# Scooby at the vets !!



## scooby (Mar 23, 2009)

I am writing this in a very lonely home at the moment Scooby is in the vets under a general anesthetic having his paw repaired, he managed to cut it last night (on glass we think) whilst in the park having a run with his mate. :'(

I took him straight to the vets who had a quick looked before dressing it, we were sent home and told to starve him till this morning when we had to take him back at 9am. He wasn't a happy puppy, but hopefully he'll be home later this afternoon.

I can't believe how empty the house feels I'm used to the kids being at school but everything seems strange not having him here.  Can't wait to have him home !!


----------



## Zero4910 (Sep 28, 2009)

Glad it wasn't any worse like running into a road or something.
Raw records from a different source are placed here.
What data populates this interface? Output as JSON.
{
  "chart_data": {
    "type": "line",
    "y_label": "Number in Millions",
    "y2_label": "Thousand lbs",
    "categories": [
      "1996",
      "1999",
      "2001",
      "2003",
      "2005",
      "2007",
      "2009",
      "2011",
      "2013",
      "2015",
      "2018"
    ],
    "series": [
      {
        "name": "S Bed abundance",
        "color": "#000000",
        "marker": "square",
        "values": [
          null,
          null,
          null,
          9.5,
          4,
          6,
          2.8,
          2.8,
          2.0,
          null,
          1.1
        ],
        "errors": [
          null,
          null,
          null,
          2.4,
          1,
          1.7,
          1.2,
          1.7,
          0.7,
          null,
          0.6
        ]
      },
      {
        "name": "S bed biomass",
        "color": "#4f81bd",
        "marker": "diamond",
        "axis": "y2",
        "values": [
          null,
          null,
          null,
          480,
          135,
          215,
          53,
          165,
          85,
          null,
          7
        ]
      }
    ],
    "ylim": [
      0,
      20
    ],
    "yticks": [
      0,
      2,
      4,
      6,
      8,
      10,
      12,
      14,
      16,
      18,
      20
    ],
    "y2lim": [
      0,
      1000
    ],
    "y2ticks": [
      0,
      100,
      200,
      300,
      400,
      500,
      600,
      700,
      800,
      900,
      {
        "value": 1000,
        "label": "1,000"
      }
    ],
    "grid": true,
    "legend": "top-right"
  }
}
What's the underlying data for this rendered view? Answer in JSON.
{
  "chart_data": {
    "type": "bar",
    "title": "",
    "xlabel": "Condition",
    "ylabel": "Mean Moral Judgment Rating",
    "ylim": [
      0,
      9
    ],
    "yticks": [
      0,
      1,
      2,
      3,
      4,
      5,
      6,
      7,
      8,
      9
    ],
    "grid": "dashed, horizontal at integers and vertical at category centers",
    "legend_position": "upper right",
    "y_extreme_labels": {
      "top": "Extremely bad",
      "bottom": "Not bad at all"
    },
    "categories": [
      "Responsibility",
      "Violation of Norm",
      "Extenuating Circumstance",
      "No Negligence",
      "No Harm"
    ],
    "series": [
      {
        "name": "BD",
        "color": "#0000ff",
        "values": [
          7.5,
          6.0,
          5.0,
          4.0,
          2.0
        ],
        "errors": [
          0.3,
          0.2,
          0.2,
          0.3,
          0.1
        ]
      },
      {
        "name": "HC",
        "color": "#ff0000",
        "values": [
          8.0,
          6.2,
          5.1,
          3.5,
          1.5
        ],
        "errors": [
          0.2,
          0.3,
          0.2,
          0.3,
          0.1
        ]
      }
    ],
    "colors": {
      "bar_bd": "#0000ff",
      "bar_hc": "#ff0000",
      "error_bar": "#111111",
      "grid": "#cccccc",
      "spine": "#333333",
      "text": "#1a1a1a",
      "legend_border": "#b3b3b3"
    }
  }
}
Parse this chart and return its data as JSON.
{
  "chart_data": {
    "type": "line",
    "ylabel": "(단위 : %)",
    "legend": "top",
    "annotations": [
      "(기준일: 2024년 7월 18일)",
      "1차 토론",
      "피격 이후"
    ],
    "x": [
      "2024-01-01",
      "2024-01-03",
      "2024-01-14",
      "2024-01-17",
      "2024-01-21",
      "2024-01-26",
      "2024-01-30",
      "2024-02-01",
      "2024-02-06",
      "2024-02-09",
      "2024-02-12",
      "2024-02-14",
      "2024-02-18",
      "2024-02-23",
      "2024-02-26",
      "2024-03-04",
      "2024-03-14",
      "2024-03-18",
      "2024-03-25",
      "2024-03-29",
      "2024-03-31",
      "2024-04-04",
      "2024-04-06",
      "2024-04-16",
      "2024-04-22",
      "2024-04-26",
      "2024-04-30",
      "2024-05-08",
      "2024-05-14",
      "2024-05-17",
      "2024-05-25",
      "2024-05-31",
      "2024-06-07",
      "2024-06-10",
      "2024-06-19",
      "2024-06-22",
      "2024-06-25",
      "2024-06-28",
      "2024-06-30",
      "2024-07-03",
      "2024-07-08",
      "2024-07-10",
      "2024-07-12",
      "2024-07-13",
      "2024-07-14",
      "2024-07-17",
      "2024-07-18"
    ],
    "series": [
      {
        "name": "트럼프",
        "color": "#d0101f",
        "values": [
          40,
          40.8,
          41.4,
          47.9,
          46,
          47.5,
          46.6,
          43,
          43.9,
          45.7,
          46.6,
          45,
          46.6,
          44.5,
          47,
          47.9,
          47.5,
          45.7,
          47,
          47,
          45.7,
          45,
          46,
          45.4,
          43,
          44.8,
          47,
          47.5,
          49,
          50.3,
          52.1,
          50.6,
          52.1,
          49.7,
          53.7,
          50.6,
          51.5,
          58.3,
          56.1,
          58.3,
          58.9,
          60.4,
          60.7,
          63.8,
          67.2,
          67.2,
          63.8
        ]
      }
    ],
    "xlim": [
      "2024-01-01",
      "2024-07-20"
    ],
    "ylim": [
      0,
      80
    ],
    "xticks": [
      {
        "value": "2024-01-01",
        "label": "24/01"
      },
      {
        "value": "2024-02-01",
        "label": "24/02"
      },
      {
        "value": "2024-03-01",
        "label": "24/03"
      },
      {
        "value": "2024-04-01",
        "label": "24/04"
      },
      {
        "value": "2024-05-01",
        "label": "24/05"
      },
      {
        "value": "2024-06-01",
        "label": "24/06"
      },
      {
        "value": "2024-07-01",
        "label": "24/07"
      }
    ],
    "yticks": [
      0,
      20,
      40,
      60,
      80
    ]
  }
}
You know until he heals completely he's just going to want to run more and more... you are going to have a very hyper dog I think...more hyper than normal, i mean.


----------



## DixiesMom (Feb 5, 2009)

I sympathize completely, a couple of weeks ago Reba sliced her right front paw while playing in the back yard. After dressing the paw the vet says make sure and keep it dry and don't let her play or run or it will reopen. HMMMMM Reba promptly chewed the bandages off and wanted to play chase....thankfully with the antibiotic and me cleaning her paw ALL OF THE TIME she healed nicely.

At least when Scooby comes home he will still be a bit groggy and you will be able to cuddle with him.


----------



## scooby (Mar 23, 2009)

Thanks for the comments guys, he's back home very tired, had some internal stiches and 4 external ones, no off lead exercise for *10 * days !! looks like i'll be doing *alot* of walking. :

Thank heavens for pet insurance !!!!!!!!!


----------



## Crazy Kian (Aug 10, 2009)

Poor Scooby, hope he heals up quick.
Oh and as for the no running for 10 days thing.... yeah, we are on day 6  Kian was neutered recently and he is itching or should I say bouncing off the walls...LITERALLY ;D
Cannot wait to get the all clear from the vet.


----------



## aaclonts (Nov 4, 2009)

Hang in there Scooby!

Charlie will be neutered this next month and I'm already dreading the 'no running'


----------



## scooby (Mar 23, 2009)

Thanks folks he is more like his old self now he's managed to stand up long enough to eat something, I think he must have had enough anesthetic inside him knock an elephant out

But yes i'm dreading the next 10 days, he will be one super charged V!!!!!!!!!!!!!!!!!!!!!


----------